ИСТИНА

Femtosecond laser pulses are a powerful tool for modifying the amorphous silicon (a-Si) films on micro- and nanoscale. Nanocrystallization of a-Si films by femtosecond laser radiation increases the conductivity and reduces the photodegradation of this material which is perspective in photovoltaics [1]. Additionally, due to the excitation of plasmon polaritons, the laser-induced periodic surface structures (LIPSS) [2] possessing birefringence and dichroism on amorphous silicon can be formed and potentially applied in polarization optics [3]. In this work, a-Si films with thickness from 400 to 1200 nm and different types of doping (phosphorous-doped n-a-Si or boron-doped p-a-Si) were irradiated by femtosecond laser pulses (λ = 1250 nm, τ = 150 fs, ν = 10 Hz) with fluence 0.15 – 0.3 J/cm2 in scanning mode at various moving speeds. In all cases LIPSS orthogonal to laser polarization on the irradiated surfaces were observed. The LIPSS period was close to λ and varied from 840±70 to 1100±100 nm with increasing scanning speed from 50 to 200 μm/s. Simultaneously the LIPSS relief increased from 100 nm up to 400 nm. The Raman spectra demonstrated formation of crystalline silicon (c-Si) phase within irradiated films with the volume fraction up to 82±13% for p-a-Si, and up to 19±3% for n-a-Si. Dark conductivity of irradiated a-Si films increased by up to 7 orders (up to 1.2·10–2 S/cm) compared to initial films, due to the crystalline Si phase formation.
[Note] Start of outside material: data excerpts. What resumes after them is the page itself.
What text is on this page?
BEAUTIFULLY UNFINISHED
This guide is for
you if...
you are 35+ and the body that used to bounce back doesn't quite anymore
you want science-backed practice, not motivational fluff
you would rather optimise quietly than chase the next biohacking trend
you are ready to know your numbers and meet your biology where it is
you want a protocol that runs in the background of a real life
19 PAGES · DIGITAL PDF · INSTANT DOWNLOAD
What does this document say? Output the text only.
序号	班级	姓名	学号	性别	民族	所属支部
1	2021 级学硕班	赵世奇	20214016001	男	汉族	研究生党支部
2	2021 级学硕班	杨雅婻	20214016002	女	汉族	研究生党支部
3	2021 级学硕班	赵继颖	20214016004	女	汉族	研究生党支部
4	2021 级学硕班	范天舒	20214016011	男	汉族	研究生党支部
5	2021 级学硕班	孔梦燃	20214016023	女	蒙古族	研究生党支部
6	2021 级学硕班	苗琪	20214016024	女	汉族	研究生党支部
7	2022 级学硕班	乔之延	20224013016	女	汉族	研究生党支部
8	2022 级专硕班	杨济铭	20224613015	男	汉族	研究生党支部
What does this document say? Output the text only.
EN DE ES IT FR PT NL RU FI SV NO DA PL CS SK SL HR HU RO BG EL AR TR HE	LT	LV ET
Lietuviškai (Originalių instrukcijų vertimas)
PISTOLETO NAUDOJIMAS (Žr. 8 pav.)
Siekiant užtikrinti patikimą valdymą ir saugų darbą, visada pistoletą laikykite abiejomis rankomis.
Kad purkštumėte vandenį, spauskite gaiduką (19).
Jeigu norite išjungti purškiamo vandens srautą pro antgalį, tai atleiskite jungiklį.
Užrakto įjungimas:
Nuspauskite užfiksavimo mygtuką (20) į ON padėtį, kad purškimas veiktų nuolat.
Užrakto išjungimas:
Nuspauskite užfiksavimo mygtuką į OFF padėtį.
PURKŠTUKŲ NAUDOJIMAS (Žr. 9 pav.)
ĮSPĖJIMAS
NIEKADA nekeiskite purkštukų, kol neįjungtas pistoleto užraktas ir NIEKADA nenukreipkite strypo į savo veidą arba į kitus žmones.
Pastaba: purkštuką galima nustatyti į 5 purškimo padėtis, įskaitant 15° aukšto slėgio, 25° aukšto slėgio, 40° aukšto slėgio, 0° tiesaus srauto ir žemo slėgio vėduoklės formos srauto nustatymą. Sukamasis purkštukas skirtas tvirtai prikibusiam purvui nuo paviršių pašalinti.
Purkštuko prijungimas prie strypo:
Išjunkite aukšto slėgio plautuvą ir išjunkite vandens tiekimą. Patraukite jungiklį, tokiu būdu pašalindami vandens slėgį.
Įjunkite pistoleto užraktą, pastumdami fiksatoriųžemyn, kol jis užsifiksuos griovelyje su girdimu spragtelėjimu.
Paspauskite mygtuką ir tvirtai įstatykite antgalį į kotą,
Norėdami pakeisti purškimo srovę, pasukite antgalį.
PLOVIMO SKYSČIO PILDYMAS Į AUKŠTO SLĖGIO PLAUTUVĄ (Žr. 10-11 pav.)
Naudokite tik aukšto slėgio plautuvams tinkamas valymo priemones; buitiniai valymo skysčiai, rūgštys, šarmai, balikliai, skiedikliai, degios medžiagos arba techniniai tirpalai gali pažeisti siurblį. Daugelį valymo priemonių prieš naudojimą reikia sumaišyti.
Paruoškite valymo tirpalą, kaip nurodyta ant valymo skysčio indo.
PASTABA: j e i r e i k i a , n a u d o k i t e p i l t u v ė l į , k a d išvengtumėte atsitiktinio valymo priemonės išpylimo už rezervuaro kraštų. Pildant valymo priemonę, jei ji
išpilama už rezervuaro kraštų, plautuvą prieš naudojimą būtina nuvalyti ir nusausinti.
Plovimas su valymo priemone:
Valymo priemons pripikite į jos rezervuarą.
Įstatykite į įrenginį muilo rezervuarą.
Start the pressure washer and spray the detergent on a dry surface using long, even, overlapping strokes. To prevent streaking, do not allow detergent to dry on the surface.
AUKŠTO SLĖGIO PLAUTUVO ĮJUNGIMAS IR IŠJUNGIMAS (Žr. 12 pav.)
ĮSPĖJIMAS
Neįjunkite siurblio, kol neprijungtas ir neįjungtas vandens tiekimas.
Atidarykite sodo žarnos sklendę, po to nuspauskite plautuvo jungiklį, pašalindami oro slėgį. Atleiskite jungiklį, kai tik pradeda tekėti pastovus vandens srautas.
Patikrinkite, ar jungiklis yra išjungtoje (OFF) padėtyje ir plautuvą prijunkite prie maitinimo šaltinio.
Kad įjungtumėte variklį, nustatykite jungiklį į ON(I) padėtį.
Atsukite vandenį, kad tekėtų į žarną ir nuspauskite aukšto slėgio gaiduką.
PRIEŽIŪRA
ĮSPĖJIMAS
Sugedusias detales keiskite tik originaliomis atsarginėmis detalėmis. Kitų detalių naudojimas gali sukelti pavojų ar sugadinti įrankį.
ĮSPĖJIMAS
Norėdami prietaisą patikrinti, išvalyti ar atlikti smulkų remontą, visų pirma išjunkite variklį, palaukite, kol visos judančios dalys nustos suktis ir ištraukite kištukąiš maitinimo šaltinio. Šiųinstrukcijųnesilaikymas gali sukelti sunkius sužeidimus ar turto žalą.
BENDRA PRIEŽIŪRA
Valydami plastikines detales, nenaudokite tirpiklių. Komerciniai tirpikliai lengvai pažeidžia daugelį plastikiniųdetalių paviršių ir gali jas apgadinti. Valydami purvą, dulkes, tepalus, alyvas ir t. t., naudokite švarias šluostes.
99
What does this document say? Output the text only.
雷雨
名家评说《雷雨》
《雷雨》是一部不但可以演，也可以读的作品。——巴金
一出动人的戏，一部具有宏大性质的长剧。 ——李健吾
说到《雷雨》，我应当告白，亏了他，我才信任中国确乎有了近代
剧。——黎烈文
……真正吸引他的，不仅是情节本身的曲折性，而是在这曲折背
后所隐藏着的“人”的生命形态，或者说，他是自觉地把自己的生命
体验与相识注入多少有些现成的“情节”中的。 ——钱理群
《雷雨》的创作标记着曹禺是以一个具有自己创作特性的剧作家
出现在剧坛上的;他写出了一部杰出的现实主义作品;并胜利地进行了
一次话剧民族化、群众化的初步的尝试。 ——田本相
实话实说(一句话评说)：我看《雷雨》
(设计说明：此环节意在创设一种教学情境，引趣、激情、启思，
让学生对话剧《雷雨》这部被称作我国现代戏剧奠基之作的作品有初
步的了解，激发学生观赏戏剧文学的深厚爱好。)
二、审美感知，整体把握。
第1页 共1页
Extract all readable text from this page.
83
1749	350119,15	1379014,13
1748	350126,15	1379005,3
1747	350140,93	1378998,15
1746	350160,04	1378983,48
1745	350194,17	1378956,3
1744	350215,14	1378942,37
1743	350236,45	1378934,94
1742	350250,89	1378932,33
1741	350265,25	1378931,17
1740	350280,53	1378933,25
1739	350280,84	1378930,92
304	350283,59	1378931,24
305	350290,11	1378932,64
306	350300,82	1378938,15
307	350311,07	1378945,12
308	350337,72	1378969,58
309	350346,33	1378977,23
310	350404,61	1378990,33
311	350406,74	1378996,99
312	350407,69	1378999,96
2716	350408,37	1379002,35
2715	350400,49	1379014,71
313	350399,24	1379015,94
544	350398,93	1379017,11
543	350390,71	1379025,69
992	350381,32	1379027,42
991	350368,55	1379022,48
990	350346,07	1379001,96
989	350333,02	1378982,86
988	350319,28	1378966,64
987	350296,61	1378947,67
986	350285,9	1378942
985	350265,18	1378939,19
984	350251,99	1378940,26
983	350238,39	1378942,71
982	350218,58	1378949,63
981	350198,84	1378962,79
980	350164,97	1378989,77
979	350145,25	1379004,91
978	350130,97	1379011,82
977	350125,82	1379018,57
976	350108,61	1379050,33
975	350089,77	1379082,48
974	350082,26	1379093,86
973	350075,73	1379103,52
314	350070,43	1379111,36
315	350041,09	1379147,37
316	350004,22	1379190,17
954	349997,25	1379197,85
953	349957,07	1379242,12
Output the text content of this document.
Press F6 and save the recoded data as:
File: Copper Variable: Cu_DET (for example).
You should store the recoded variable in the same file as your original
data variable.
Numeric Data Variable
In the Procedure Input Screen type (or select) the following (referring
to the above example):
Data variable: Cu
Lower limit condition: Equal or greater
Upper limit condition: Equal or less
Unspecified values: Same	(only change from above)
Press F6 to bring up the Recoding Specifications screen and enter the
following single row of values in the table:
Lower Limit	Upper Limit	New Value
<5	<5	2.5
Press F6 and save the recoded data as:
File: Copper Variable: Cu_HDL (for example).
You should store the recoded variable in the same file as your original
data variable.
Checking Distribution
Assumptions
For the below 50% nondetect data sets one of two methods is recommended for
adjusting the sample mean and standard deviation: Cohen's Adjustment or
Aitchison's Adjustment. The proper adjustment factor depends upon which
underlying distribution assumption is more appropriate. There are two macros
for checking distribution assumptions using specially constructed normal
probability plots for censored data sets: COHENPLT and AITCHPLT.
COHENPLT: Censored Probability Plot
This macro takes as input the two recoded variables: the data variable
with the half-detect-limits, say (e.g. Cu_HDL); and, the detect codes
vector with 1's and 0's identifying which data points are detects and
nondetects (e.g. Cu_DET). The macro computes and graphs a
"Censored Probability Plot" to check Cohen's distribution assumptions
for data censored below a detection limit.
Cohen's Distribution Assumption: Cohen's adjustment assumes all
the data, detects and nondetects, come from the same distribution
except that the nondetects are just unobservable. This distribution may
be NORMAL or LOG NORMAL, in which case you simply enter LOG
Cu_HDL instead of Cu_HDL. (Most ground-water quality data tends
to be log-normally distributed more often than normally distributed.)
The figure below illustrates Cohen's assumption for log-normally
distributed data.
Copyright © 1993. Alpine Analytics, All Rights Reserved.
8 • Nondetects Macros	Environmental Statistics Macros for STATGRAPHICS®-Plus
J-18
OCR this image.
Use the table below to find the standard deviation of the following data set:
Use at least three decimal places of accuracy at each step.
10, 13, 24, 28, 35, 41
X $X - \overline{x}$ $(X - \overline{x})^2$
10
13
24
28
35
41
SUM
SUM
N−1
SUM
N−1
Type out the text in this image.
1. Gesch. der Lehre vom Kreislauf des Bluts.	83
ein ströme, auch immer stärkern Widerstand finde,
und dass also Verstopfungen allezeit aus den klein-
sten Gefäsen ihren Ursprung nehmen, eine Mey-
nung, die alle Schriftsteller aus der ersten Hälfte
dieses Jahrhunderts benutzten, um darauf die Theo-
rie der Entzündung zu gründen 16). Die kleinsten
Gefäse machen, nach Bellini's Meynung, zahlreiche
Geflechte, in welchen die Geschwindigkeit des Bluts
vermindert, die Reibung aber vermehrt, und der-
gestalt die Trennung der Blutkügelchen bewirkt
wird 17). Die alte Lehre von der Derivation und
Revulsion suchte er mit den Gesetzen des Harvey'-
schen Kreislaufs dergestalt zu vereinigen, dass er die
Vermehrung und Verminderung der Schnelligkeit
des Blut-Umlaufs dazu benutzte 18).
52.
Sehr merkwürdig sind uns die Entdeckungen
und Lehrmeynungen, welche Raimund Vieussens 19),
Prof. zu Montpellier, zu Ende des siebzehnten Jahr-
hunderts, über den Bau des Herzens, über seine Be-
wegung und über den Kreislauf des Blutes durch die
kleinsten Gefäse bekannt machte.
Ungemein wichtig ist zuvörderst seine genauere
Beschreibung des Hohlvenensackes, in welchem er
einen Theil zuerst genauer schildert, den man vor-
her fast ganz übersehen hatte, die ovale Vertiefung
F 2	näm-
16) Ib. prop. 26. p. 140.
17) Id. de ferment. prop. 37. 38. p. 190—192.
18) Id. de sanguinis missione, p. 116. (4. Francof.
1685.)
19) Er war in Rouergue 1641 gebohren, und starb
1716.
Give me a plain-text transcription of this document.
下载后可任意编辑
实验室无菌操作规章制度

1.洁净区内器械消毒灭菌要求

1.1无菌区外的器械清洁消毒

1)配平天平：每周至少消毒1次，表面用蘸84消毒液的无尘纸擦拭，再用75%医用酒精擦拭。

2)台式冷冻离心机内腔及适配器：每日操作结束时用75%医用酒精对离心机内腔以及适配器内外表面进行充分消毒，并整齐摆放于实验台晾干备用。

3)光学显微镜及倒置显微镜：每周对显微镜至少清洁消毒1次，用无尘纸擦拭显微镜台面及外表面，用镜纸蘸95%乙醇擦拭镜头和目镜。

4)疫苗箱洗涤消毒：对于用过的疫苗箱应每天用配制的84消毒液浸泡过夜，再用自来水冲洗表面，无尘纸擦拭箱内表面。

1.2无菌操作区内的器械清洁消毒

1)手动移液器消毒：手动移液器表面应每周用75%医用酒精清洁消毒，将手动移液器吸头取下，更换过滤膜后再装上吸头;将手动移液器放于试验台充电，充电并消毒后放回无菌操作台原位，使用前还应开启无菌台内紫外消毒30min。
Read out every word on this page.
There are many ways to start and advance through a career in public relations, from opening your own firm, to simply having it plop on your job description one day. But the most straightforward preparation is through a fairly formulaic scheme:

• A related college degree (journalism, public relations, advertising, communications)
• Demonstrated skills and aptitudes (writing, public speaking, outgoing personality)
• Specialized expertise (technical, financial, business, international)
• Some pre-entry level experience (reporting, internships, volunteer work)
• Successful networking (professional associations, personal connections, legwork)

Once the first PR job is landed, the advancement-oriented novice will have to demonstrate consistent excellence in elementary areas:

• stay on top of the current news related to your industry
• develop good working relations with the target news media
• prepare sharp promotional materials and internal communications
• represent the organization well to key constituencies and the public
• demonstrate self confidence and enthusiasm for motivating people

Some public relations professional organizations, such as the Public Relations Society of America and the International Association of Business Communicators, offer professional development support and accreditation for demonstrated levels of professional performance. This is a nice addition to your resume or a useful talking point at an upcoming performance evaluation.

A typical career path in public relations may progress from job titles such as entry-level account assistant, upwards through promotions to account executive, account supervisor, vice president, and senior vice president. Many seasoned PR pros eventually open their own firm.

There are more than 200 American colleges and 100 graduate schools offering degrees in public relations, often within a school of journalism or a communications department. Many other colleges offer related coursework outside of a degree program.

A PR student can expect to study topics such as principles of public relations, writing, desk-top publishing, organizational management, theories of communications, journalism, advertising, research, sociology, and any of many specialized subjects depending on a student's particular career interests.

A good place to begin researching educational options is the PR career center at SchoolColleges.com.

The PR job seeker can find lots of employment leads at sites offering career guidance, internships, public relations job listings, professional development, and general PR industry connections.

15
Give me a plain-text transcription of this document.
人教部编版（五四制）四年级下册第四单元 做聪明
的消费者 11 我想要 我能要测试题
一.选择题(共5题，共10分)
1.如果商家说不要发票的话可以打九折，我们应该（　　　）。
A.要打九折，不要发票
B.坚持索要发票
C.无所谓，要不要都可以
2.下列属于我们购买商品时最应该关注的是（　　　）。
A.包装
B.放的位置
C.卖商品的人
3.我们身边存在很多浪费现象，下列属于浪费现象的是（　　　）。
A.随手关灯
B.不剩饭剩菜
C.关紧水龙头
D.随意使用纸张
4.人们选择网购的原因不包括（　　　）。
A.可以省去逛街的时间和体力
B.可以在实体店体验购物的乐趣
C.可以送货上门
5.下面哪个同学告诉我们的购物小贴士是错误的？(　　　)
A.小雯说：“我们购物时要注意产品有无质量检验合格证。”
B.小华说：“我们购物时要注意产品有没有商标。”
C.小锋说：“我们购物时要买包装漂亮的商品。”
The conductivity dependence of irradiated a-Si films was nonlinear due to nonuniform c-Si phase distribution within film depth, which was confirmed by Raman measurements. Electrophysical anisotropy was induced by LIPSS formation on all sample’s surfaces: the dark conductivity was up to 10 times higher along the LIPSS ridges. Observed anisotropy may be explained by LIPSS depolarizing influence, ablated surface relief and uneven crystalline phase distribution within a-Si films. The work was supported by the Russian Science Foundation (project 22-19-00035).